Llama 3.2 V 11 B cot
XkevIntroduction
Llama-3.2V-11B-cot is a visual language model designed for image-text-to-text tasks, capable of systematic reasoning. This model is the first version of LLaVA-CoT and is fine-tuned from the meta-llama/Llama-3.2-11B-Vision-Instruct model.
Architecture
- Base Model: meta-llama/Llama-3.2-11B-Vision-Instruct
- Pipeline Tag: image-text-to-text
- Library: Transformers
Training
The model is trained on the LLaVA-CoT-100k dataset. It was fine-tuned using llama-recipes with specific parameters such as:
- Learning Rate: 1e-5
- Number of Epochs: 3
- Batch Size: 4
- Context Length: 4096
- Mixed Precision: Enabled
Guide: Running Locally
To run the model locally, follow these steps:
- Setup Environment: Install necessary libraries, primarily Hugging Face Transformers.

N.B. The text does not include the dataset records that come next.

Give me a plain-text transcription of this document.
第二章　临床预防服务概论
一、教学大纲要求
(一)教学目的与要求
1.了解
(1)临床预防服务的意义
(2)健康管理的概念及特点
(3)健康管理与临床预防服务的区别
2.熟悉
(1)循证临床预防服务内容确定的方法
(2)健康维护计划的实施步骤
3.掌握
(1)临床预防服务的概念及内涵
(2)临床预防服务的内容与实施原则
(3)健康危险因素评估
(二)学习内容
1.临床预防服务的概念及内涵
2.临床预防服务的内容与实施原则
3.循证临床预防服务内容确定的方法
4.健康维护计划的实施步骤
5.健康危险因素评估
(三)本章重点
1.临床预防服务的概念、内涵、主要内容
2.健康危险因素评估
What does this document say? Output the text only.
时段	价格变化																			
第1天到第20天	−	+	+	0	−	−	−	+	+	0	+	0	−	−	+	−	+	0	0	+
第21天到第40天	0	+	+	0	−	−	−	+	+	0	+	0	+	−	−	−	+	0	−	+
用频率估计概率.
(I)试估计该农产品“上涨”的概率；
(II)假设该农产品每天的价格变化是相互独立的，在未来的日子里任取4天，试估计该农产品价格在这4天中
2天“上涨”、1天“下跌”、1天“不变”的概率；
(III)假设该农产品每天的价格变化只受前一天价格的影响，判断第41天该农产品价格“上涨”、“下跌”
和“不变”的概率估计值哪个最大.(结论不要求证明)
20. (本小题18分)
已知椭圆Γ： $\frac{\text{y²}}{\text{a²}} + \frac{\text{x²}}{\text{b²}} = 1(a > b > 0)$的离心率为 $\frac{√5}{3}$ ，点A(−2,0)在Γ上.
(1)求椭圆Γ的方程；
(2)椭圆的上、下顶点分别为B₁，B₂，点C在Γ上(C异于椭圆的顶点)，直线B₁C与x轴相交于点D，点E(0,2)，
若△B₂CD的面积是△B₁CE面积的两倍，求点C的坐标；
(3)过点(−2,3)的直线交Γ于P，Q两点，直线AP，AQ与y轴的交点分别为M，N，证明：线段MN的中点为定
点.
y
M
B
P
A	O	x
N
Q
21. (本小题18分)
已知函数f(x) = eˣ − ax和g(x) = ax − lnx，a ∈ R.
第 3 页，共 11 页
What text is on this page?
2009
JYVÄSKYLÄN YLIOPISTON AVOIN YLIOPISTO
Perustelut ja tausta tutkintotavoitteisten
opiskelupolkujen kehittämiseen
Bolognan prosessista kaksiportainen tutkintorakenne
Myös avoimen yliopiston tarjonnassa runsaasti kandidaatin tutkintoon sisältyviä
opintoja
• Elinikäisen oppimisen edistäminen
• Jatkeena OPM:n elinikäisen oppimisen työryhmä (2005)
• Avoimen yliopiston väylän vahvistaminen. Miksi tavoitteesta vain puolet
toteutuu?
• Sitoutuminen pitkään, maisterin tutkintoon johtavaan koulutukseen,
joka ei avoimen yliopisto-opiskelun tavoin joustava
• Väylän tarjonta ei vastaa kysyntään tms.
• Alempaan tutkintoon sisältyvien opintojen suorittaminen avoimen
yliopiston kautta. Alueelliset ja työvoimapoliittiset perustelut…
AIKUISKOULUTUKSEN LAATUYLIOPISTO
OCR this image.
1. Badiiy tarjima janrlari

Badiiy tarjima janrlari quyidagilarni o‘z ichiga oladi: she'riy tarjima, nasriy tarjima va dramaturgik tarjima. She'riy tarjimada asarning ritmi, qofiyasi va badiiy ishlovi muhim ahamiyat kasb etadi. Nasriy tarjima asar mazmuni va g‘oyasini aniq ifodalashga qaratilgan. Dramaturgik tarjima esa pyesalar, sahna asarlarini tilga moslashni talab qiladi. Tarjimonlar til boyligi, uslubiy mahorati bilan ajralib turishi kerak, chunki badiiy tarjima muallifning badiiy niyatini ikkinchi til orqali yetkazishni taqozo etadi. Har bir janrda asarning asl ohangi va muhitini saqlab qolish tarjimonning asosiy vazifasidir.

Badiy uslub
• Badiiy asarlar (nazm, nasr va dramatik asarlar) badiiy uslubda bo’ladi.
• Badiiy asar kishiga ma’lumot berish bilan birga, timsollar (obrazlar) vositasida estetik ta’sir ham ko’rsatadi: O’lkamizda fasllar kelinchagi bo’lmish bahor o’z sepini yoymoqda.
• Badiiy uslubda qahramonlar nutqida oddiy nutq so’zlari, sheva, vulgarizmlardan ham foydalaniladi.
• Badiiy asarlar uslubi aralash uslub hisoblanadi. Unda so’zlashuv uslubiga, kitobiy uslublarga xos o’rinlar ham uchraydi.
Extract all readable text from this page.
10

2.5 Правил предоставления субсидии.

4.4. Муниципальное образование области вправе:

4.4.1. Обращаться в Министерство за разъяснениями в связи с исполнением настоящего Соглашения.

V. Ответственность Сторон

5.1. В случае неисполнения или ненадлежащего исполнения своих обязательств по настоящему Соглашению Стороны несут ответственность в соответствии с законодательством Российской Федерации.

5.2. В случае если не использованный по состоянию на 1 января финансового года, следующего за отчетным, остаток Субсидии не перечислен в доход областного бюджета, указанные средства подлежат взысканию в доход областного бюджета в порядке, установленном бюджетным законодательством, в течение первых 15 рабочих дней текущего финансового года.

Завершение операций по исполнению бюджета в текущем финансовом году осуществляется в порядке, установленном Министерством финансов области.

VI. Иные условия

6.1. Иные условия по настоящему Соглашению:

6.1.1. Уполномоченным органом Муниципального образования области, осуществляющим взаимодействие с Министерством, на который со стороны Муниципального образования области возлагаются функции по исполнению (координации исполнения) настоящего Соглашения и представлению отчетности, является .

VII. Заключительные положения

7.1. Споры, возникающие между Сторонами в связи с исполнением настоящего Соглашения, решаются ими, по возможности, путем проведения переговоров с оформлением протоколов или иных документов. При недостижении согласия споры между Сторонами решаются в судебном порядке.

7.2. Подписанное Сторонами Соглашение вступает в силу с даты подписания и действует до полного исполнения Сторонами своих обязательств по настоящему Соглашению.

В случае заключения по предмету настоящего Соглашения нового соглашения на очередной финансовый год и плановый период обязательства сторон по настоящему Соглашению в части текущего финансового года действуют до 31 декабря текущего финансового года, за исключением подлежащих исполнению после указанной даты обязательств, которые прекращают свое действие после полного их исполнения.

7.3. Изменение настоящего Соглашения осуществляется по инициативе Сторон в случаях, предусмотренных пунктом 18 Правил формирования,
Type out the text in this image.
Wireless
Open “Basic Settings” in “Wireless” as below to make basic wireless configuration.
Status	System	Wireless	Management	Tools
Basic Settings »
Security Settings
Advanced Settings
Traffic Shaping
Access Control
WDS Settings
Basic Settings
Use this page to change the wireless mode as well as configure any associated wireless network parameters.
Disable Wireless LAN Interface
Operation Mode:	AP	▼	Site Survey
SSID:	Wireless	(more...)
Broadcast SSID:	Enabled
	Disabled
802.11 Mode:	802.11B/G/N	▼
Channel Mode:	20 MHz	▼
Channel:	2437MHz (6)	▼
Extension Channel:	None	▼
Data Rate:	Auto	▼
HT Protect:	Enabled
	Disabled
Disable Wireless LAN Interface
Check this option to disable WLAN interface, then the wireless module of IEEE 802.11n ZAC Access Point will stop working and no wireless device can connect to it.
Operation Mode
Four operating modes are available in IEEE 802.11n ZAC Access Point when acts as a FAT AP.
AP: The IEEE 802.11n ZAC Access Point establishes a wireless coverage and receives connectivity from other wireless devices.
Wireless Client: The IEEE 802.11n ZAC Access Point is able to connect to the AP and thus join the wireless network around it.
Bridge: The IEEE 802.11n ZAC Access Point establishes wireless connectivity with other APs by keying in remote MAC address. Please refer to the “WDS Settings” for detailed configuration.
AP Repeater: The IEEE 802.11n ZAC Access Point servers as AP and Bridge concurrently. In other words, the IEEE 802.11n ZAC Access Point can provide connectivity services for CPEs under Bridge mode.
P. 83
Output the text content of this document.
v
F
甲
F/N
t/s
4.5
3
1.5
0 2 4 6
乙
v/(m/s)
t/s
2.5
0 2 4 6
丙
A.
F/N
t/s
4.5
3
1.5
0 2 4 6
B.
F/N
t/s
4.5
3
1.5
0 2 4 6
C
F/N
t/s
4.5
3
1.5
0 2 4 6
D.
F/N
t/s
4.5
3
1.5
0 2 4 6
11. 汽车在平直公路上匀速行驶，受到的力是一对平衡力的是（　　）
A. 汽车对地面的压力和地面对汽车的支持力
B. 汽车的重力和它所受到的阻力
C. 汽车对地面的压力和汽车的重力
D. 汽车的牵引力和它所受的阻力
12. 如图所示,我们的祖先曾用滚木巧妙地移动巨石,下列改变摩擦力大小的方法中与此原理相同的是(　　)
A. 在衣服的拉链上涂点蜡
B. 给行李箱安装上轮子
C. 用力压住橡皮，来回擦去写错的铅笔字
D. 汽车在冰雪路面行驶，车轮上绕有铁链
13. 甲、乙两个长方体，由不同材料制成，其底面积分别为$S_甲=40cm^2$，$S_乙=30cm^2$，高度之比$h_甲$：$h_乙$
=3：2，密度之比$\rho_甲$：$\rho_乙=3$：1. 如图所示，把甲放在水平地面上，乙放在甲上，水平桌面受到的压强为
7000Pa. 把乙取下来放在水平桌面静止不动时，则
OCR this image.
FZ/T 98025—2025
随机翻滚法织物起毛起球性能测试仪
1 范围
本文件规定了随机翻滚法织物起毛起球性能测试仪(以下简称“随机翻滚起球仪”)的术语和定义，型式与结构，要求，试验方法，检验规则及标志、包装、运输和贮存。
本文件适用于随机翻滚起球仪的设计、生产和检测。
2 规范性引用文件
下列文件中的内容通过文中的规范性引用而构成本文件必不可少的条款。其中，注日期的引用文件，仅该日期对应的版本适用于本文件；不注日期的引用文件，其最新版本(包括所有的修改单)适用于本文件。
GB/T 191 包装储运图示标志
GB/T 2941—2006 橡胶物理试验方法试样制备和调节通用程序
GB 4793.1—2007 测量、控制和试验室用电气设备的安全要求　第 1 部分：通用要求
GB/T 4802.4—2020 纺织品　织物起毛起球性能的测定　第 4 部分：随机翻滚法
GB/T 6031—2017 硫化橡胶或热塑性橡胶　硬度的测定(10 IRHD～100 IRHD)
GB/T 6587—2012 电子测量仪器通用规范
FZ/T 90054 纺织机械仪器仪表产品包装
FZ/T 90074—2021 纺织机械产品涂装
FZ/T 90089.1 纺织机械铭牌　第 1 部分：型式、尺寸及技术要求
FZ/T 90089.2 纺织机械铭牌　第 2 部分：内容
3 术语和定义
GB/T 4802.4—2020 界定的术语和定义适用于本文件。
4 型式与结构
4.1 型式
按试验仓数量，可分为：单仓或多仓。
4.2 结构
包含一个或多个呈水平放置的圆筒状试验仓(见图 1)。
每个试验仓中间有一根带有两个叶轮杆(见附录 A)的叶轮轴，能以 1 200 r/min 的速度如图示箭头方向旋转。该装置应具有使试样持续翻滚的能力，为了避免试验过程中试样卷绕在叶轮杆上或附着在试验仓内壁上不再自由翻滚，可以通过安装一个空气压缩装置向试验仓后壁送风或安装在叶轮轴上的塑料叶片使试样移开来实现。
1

- Download Model: Access the model via the Hugging Face Model Hub.
- Inference: Use the provided inference code for Llama-3.2-11B-Vision-Instruct to run predictions.
For performance optimization, using cloud GPUs from providers like AWS, Google Cloud, or Azure is recommended.
License
The model is licensed under the Apache-2.0 License.